Researchers at the University of Toronto have developed a proof-of-concept: a computer worm that leverages a locally hosted open-weight language model to orchestrate autonomous network movements and spread without human intervention. The system generates attack methods tailored to each targeted host without accessing commercial AI services.

Researchers at the University of Toronto have developed and tested a self-replicating worm that operates entirely on locally hosted open-weight language models. The system uses an LLM to autonomously reason through network access and generate attack strategies tailored to each target in the network — all automated and without external intervention.

The proof-of-concept requires no connection to commercial AI services such as OpenAI or Anthropic.
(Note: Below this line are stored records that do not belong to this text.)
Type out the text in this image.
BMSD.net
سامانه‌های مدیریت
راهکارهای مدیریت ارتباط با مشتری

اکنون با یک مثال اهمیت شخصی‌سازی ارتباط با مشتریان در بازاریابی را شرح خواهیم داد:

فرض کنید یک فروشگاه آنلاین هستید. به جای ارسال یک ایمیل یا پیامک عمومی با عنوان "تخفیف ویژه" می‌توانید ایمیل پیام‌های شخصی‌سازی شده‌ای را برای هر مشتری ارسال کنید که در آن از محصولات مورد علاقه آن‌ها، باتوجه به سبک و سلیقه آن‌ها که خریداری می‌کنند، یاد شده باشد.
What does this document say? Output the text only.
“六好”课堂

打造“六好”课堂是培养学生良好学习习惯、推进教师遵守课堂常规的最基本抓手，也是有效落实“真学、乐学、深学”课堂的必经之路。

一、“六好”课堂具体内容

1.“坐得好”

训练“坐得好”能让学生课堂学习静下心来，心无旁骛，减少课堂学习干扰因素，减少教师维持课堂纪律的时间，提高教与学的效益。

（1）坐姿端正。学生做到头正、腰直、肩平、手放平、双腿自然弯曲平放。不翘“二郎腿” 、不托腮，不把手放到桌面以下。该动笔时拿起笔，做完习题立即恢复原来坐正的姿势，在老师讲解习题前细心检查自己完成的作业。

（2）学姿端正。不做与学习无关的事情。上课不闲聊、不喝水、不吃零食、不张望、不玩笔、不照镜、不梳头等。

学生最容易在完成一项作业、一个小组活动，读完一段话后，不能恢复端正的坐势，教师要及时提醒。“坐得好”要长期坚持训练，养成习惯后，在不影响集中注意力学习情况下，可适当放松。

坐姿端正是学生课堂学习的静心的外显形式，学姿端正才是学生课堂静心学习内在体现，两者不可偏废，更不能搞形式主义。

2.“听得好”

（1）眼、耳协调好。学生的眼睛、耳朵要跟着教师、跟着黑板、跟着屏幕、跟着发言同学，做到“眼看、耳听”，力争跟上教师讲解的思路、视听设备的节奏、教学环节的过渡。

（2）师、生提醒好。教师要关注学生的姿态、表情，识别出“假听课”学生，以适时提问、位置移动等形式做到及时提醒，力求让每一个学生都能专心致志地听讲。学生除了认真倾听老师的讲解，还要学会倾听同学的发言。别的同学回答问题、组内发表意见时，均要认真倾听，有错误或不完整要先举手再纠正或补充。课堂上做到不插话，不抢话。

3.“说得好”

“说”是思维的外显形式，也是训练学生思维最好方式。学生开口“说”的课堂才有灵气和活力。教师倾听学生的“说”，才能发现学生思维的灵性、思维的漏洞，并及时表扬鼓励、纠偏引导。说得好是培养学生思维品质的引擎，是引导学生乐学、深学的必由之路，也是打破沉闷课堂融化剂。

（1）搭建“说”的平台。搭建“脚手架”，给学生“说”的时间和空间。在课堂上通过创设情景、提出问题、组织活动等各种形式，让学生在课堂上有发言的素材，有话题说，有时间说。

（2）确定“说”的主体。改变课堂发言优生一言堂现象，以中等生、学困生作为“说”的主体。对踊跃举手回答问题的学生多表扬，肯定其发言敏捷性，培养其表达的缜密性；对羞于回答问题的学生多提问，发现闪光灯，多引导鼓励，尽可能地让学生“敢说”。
The use of local, open-weight models reduces external dependencies and complicates traditional detection methods that monitor API calls to cloud providers or distinctive network signatures.

For a CISO, this approach represents a new threat scenario: An attacker with access to a network can use a locally installed LLM as the core of an autonomous worm and thereby orchestrate lateral movement, privilege escalation, and replication on their own. This makes early detection more complex and requires new monitoring strategies that also treat local LLM processes as a security risk.


Source: thehackernews.com · Published June 9, 2026
Lumi AI News — AI-assisted curation pursuant to Art. 50 EU AI Act. Paraphrase and classification by Lumi News Pipeline v1.6.5.